I’m trying to reduce a 3D array to 2D where the output value for the 0, 0 element (relative index) of the 2D array is calculated from the difference to each other kernel element i, j , i.e. arr[h, 0, 0] - arr[h, i, j], summed over the h elements and assigned to 2D array out_arr[0, 0].

This simple in a jitted function but as a learning exercise I am also trying to implement as a stencil.

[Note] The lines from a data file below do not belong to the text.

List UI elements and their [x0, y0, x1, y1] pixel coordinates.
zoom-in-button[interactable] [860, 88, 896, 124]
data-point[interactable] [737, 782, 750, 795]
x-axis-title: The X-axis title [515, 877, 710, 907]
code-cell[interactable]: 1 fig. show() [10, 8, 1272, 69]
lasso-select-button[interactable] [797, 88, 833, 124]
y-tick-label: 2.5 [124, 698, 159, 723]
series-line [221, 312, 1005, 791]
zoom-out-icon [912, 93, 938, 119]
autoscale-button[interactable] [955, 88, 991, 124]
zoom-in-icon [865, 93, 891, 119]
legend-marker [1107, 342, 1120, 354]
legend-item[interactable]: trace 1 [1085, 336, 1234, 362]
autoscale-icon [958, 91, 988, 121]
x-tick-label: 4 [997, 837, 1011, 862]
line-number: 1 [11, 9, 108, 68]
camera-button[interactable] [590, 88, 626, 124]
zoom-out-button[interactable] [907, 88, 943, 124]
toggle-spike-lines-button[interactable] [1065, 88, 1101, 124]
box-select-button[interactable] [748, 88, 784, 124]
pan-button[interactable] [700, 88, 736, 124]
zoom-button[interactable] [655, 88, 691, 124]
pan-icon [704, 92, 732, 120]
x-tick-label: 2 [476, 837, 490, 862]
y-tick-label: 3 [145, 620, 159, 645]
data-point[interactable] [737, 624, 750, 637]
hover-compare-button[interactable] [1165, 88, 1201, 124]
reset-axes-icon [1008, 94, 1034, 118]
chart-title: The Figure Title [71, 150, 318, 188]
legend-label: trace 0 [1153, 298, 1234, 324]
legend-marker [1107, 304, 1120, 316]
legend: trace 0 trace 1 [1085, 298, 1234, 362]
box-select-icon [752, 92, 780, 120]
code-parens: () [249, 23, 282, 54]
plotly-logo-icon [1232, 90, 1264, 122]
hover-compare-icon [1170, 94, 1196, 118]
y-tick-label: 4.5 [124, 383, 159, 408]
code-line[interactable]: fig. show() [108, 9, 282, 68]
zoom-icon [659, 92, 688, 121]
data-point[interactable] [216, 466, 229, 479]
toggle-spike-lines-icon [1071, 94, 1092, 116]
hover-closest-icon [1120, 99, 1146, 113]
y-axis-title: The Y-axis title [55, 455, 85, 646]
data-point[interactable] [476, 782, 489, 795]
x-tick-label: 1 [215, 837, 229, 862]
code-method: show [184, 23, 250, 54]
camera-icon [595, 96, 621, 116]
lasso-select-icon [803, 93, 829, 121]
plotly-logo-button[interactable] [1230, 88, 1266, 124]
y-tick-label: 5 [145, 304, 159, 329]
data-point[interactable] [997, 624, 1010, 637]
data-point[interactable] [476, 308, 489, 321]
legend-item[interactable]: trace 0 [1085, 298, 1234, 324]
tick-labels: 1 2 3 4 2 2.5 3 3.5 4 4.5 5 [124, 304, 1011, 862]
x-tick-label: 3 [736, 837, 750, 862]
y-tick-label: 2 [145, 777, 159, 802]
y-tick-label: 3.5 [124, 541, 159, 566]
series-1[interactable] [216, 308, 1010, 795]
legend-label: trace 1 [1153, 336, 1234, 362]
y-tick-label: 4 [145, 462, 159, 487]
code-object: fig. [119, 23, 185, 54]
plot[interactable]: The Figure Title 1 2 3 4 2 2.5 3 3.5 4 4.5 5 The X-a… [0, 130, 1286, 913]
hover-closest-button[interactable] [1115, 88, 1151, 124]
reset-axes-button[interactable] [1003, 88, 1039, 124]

Simplified jitted version:

import numpy as np
from numba import njit, stencil

@njit()
def test_jit(arr, shape=(3, 3)):
    z, y, x = arr.shape 
    out_arr = np.zeros((y, x))  

    for i in range(shape[0], y-shape[0]):
        for j in range(shape[1], x-shape[1]):
            ij = 0
            for i_off in range(-shape[0], shape[0]+1):
                for j_off in range(-shape[1], shape[1]+1):
                    if (i_off, j_off) == (0, 0):  # don't calc arr[i,j] - arr[i,j]
                        continue
                    ij += np.exp(-np.sum(np.abs(arr[:, i, j] - arr[:, i+i_off, j+j_off])))
            out_arr[i, j] = ij
    return out_arr

in_arr = np.random.randint(0,1000,size=(5, 256, 256))/1000
outarr = test_jit(in_arr)

However the stencil version fails, as I think it expects a 3D output:

import numpy as np
from numba import njit, stencil

def test_stencil(arr, shape=(3, 3)):
    z, y, x = arr.shape 
    out_arr = np.zeros((y, x))  

    @stencil(
        neighborhood=((-z, z), (-y, y), (-x, x))
    )
    def _test(arr):
        val = 0

        for i in range(-y, y + 1):
            for j in range(-x, x + 1):
                if (i, j) == (0, 0):  # don't calc arr[i,j] - arr[i,j]
                    continue

                ij = 0
                for h in range(-z, z + 1):
                    ij += np.abs(arr[h, 0, 0] - arr[h, i, j])

                val += np.exp(-ij)

        return val
    
    _test(arr, out=out_arr)
    return out_arr


in_arr = np.random.randint(0,1000,size=(5, 256, 256))/1000
outarr = test_stencil(in_arr)
print(outarr)

Exception:

No implementation of function Function(<built-in function setitem>) found for signature:

 >>> setitem(array(float64, 2d, C), UniTuple(int64 x 3), float64)

There are 16 candidate implementations:
    - Of which 14 did not match due to:
    Overload of function 'setitem': File: <numerous>: Line N/A.
      With argument(s): '(array(float64, 2d, C), UniTuple(int64 x 3), float64)':
     No match.
    - Of which 2 did not match due to:
    Overload in function 'SetItemBuffer.generic': File: numba\core\typing\arraydecl.py: Line 176.
      With argument(s): '(array(float64, 2d, C), UniTuple(int64 x 3), float64)':
     Rejected as the implementation raised a specific error:
       NumbaTypeError: cannot index array(float64, 2d, C) with 3 indices: UniTuple(int64 x 3)

How would I implement this 3D->2D reduction in a numba stencil?